The Next Frontier: TV Takeovers
By Adam Lashinsky

(FORTUNE Magazine) – If 2003 was the year investors re-discovered beaten-down shares, 2004 is shaping up to be the year aggressive companies gobble up their healthy but smaller rivals. (Witness J.P. Morgan's buyout of Bank One and the ongoing auction for AT&T Wireless.) That makes stocks in consolidating industries like cable and satellite ripe for buyout-related gains. With the deal-making momentum driving prices higher, UBS cable-industry analyst Aryeh Bourkoff says, "It's going to be a good year for valuations."

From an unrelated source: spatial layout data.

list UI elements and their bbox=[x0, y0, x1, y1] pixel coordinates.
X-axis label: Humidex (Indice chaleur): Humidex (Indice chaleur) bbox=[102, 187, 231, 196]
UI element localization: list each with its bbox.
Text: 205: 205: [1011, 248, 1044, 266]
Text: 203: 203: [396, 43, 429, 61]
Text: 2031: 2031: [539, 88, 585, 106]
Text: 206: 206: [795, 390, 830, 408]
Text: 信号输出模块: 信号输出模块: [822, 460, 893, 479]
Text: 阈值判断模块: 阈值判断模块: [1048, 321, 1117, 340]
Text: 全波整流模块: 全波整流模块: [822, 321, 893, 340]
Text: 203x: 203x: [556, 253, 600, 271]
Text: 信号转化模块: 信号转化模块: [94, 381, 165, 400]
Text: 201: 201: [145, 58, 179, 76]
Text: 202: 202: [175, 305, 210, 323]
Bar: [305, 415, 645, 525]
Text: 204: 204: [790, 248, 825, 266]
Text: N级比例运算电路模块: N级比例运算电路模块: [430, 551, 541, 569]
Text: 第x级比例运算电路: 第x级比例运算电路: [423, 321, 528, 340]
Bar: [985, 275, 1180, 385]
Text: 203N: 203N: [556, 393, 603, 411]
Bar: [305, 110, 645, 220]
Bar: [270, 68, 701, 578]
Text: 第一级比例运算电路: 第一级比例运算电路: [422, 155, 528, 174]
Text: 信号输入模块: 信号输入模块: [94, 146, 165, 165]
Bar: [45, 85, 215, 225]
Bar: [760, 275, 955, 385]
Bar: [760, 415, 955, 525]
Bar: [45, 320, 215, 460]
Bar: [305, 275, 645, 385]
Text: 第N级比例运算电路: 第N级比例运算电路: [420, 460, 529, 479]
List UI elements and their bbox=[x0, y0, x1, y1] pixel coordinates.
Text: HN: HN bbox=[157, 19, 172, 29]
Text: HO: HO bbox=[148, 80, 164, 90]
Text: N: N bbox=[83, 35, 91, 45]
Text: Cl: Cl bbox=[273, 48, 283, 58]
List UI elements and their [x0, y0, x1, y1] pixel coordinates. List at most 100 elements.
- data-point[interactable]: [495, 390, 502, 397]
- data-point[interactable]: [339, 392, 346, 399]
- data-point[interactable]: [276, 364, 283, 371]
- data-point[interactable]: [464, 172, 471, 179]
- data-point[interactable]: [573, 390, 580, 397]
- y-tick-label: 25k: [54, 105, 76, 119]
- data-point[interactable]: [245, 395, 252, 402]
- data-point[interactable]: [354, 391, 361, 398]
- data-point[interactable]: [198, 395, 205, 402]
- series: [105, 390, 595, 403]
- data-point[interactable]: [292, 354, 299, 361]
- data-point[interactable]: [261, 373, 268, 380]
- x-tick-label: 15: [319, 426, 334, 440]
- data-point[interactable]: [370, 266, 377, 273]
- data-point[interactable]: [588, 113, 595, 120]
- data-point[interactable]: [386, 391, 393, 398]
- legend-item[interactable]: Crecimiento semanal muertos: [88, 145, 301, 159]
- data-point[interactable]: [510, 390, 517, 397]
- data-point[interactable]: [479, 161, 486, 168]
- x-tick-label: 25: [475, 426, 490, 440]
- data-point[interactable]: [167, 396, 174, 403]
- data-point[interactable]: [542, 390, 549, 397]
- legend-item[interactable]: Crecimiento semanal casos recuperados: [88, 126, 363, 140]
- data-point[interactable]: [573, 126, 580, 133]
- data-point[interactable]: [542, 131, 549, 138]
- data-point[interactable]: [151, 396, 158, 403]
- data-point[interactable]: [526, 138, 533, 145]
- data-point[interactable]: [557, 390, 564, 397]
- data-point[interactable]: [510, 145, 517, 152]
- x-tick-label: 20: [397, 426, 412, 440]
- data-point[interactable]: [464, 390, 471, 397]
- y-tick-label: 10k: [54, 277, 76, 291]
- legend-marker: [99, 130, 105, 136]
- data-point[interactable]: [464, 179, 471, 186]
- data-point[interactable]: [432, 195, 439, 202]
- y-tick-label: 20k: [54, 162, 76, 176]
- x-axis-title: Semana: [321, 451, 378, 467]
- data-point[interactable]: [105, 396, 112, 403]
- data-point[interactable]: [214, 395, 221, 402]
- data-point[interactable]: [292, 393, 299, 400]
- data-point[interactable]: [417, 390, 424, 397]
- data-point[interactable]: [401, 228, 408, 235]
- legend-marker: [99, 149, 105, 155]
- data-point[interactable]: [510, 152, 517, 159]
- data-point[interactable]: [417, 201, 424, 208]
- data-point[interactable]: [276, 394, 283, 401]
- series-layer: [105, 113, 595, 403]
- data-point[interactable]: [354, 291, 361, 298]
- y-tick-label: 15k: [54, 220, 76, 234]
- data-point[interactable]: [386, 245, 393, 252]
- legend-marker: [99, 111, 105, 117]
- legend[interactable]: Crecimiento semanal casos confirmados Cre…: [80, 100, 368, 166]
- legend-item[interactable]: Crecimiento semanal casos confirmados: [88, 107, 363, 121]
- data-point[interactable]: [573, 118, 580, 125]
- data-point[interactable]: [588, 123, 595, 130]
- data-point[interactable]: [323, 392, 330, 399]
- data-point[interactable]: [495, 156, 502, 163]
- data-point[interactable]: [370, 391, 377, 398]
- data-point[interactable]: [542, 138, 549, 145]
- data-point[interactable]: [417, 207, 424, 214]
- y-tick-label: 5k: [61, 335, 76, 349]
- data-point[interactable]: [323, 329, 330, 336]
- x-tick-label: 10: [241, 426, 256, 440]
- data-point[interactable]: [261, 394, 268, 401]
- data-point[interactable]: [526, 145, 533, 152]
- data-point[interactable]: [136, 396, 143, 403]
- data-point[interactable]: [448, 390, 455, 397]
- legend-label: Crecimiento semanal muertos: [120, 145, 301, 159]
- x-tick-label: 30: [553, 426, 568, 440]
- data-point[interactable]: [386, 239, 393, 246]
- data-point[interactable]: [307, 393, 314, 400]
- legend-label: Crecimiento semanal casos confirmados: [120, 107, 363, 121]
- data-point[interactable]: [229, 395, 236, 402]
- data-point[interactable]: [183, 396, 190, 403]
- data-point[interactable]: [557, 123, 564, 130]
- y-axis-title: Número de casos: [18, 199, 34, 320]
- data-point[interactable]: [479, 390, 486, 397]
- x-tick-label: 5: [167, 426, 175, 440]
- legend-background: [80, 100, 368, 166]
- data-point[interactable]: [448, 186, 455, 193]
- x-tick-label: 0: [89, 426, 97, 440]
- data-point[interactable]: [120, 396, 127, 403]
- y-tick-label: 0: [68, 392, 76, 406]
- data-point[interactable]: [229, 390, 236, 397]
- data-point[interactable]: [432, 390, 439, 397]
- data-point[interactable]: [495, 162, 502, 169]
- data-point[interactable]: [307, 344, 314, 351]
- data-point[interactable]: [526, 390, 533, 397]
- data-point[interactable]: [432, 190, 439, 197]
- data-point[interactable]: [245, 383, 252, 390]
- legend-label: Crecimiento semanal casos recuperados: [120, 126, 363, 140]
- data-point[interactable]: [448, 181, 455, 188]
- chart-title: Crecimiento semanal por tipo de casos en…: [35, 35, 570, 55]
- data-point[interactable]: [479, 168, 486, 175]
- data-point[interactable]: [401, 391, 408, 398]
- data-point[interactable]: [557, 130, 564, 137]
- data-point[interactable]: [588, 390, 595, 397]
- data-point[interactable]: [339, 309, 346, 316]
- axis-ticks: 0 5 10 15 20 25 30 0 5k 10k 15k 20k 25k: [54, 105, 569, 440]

At the top of Bourkoff's takeover list is EchoStar (DISH, $36), the sole remaining independent satellite-television company now that Rupert Murdoch's News Corp. has swallowed competitor DirecTV. EchoStar's ten million customers are enticing to phone companies, which could use additional services to offer as their traditional revenues slip away. The likeliest bidder: SBC Communications, already an EchoStar partner and investor.

Cable-industry consolidation is a sure bet in 2004, now that potential buyers like Time Warner, FORTUNE's parent, have shrunk heavy debt loads. One juicy target is Cablevision Systems (CVC, $27), which has a lucrative presence in the New York area but a relatively puny market value of about $8 billion. Smith Barney's Niraj Gupta sees a buyout value for Cablevision of anywhere from $36 to $42. That's the kind of programming that would draw high ratings from the cable company's investors.